3. Don’t be afraid to ask for and accept help
As the Mendelson family can attest, there may come a time when help is needed from outside of the patient-caregiver relationship in order to get through a step in the journey. There are many organizations that can help provide tailored support for your specific cancer and relate to the experience both patients and caregivers are facing.
‘Talking with other people going through what you are, such as other caretakers or a professional, can really help,’ says Debbi, Jordan’s mother. ‘Shortly after Jordan’s diagnosis a social worker told me about resources and groups, and at the time, I didn’t feel like that was necessary … but it was.
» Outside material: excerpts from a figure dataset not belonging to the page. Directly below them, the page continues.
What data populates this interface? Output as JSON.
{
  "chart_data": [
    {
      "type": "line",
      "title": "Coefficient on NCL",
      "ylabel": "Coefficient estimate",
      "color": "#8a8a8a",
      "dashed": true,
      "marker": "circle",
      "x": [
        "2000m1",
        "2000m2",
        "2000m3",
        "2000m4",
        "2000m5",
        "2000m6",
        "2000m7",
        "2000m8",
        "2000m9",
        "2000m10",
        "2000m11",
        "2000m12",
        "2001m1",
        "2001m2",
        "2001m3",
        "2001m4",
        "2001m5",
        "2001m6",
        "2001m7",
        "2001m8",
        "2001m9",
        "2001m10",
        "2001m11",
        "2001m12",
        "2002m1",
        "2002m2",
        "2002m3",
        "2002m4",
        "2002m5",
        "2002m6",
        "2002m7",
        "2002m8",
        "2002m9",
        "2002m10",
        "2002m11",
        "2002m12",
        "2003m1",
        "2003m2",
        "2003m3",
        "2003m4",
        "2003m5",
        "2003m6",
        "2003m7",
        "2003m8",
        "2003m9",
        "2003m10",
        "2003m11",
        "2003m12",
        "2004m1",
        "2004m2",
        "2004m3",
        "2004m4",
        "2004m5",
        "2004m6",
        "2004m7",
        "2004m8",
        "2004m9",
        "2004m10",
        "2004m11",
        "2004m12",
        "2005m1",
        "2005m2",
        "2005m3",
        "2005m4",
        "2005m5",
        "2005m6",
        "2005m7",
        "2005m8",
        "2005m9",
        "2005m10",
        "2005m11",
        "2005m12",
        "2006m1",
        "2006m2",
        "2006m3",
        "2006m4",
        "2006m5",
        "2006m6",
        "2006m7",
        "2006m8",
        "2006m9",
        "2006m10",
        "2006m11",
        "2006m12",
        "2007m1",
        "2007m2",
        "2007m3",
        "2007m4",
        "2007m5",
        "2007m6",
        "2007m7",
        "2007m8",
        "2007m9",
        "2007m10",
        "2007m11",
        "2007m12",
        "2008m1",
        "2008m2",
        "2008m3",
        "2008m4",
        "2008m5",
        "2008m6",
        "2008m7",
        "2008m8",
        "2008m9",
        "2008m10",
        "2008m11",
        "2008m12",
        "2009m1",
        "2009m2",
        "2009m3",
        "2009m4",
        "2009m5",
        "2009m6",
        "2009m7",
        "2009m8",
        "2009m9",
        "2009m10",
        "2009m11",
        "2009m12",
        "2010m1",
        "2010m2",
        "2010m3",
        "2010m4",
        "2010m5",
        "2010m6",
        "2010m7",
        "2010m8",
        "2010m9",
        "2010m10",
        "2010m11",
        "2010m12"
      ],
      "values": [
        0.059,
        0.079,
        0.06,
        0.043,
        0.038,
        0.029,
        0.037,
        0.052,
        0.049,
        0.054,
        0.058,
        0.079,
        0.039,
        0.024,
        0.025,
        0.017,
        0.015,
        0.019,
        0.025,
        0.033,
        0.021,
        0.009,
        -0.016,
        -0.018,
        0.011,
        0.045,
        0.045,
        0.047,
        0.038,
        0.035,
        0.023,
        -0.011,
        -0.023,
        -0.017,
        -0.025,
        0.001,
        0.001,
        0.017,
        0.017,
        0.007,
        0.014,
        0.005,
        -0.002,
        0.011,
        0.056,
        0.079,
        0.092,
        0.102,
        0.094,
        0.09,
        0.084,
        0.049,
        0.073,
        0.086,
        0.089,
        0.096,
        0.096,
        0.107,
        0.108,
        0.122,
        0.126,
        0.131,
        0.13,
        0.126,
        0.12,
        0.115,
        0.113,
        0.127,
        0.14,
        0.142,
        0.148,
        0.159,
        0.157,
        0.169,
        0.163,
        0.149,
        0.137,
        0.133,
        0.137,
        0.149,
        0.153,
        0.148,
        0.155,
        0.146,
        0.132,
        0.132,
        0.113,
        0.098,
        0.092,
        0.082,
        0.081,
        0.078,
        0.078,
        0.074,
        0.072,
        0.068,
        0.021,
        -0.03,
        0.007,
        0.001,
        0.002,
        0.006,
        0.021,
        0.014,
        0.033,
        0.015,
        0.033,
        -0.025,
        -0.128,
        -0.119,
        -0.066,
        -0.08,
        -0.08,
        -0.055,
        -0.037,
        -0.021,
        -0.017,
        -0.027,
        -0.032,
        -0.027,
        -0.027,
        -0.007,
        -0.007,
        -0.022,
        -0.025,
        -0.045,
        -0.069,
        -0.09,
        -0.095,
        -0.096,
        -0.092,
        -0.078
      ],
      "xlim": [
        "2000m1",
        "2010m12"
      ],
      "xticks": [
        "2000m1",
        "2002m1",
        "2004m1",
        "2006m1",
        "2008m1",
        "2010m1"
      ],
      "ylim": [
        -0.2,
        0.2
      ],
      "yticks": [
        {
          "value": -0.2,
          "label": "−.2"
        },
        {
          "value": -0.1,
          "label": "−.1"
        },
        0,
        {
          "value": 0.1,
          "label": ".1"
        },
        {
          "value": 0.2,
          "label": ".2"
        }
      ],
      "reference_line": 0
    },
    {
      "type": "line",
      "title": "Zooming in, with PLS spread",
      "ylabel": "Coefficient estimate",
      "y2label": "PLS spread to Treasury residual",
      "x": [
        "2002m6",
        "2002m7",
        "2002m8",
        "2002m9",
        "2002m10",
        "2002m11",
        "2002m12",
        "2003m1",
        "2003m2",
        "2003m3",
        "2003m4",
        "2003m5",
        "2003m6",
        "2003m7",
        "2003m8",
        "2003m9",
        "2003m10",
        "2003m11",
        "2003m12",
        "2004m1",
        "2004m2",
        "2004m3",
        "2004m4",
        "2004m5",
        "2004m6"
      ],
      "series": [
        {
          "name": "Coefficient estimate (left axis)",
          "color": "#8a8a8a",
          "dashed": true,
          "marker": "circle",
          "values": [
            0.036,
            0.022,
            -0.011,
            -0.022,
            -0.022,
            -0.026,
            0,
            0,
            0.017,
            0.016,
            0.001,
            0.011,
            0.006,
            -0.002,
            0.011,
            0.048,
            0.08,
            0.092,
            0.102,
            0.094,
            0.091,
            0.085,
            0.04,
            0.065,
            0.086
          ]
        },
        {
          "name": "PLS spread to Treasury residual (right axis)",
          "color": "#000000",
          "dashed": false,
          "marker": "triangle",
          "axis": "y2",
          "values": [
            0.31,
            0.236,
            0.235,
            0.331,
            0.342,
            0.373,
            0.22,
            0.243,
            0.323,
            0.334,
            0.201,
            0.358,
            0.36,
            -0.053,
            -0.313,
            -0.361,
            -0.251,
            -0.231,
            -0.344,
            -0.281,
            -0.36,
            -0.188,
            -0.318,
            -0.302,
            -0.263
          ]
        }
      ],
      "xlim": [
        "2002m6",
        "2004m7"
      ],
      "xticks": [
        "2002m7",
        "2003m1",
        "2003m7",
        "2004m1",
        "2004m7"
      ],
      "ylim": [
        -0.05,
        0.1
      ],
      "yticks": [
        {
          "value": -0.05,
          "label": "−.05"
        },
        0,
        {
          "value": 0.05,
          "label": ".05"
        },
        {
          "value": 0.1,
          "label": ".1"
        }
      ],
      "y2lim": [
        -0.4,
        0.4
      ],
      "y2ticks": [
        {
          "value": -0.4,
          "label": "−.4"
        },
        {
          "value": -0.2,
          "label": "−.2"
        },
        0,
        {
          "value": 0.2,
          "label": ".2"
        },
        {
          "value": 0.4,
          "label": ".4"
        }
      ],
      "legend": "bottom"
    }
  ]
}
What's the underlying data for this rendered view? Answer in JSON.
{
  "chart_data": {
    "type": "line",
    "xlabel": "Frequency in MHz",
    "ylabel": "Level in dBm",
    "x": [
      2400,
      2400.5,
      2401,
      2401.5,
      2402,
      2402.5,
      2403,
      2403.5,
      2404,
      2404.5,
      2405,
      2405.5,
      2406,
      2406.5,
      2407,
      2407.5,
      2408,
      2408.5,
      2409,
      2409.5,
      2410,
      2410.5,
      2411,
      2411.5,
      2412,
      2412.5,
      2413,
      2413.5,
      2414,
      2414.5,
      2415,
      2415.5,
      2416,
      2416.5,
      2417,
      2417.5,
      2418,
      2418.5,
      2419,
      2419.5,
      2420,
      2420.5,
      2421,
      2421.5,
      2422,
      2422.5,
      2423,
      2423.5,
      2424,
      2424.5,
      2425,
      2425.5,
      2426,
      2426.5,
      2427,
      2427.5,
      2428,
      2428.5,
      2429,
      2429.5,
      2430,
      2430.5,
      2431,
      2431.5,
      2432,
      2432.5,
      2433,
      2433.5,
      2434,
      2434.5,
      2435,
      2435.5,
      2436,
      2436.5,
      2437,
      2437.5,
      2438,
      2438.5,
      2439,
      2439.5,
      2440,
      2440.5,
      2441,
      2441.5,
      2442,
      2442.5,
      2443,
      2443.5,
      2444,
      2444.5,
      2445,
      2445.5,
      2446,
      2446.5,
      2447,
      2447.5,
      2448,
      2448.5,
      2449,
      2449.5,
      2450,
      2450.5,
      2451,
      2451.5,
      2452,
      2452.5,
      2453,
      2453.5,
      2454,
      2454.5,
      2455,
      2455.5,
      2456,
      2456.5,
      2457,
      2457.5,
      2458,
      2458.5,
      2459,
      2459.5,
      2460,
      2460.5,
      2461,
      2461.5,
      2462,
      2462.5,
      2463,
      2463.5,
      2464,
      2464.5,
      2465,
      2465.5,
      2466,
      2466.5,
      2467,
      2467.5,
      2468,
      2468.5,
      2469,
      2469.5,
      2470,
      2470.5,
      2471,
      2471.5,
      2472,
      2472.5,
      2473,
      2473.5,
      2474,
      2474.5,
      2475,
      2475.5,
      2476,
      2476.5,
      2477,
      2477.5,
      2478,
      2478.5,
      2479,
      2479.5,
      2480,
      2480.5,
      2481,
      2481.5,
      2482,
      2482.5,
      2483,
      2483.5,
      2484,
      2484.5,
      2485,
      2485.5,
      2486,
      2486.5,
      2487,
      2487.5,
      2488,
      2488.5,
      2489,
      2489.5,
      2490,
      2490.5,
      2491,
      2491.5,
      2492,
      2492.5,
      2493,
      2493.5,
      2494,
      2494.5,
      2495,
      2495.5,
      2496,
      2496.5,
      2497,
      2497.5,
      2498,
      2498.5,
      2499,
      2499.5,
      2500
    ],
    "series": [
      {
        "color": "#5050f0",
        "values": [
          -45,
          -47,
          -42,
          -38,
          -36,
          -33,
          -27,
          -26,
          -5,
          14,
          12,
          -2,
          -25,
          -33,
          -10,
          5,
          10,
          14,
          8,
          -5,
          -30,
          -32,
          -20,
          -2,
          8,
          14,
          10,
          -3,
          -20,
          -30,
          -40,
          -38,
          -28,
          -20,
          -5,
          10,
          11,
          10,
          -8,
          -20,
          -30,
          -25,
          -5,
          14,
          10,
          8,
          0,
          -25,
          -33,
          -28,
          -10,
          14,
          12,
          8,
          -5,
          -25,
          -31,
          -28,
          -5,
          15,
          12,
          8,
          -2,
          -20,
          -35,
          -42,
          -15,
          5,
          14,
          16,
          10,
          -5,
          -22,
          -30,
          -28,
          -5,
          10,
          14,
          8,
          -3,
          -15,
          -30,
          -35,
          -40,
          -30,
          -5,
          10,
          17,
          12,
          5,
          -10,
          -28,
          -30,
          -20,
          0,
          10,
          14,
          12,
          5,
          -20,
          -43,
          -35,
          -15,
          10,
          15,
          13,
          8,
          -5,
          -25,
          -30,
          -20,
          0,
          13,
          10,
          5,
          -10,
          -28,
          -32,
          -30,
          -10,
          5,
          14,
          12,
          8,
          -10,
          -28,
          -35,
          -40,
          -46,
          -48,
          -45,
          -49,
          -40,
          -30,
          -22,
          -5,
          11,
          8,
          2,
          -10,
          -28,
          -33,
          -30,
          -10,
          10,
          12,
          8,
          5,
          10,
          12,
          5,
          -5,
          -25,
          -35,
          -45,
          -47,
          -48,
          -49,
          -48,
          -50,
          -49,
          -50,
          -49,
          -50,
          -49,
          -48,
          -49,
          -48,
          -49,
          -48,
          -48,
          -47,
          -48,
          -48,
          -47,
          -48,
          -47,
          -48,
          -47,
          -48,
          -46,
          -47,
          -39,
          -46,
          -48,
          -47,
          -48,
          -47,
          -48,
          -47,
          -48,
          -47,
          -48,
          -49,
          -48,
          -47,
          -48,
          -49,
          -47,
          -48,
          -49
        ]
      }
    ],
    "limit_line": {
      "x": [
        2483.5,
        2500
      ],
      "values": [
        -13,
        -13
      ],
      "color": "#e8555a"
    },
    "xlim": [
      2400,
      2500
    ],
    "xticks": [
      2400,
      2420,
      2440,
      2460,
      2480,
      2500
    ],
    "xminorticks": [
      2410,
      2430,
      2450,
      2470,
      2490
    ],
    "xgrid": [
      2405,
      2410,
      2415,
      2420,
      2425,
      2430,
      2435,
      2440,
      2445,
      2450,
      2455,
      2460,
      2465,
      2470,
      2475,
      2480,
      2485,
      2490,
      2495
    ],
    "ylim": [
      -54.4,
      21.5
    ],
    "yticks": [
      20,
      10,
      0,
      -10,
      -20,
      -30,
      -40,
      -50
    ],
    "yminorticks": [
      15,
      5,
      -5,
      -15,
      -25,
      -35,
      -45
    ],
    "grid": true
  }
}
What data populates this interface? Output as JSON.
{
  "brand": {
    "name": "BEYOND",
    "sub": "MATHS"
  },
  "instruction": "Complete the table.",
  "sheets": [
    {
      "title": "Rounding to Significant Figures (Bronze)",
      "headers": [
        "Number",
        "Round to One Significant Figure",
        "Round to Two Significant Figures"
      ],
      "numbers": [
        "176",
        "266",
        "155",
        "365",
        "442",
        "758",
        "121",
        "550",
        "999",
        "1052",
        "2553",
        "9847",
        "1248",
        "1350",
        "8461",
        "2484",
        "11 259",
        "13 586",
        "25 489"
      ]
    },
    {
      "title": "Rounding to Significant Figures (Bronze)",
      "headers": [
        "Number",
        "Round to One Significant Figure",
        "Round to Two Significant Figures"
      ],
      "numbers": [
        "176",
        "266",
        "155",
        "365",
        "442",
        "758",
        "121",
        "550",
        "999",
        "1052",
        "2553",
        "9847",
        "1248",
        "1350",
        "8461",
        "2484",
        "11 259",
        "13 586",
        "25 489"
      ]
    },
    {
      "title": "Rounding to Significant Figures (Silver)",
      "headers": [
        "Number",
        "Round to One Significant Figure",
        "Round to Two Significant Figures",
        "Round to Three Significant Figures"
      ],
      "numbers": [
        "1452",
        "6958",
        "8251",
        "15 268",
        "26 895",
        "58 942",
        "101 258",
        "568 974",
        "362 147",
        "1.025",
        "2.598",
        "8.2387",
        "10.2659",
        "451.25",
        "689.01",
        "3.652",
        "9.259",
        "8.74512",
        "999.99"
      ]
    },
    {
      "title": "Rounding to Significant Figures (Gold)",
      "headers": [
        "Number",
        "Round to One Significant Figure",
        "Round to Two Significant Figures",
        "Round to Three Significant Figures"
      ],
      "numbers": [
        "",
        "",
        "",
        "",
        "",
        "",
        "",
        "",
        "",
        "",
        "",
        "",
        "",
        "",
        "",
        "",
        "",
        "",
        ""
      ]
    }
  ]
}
For me, especially toward the end of treatment when some of the immediate shock was over, talking to others really helped me process the experience. I highly recommend getting connected with an organization that understands what patients and caregivers are going through.’
4. Try to maintain some normalcy in your daily life
For both patients and caregivers, the logistics of figuring out how to cope with a cancer diagnosis and ongoing treatment may at times seem like all there is. But it’s not, and the Mendelson family believes finding a way to keep elements of your everyday life intact can help.
‘For me it was school, but it could be anything – a job, a hobby – just try to keep that up,’ says Jordan. ‘It’s important to remember that even though it feels like all you are is a cancer or lymphoma patient, that isn’t true – you are more than that. And doing those normal, everyday activities when you can does help.’
Josh, Jordan’s brother, summarizes his family’s experience navigating the DLBCL and patient-caregiver journeys as follows: ‘Our relationship as a family has always been close-knit, and I think this really brought us even closer. For us, it was all about taking each day one step at a time. The most critical thing you can do is be there for each other. Sometimes Jordan appreciated us doing nothing more than anything, so learning how to be understanding of our individual needs was important – and knowing that you’re all in this together.’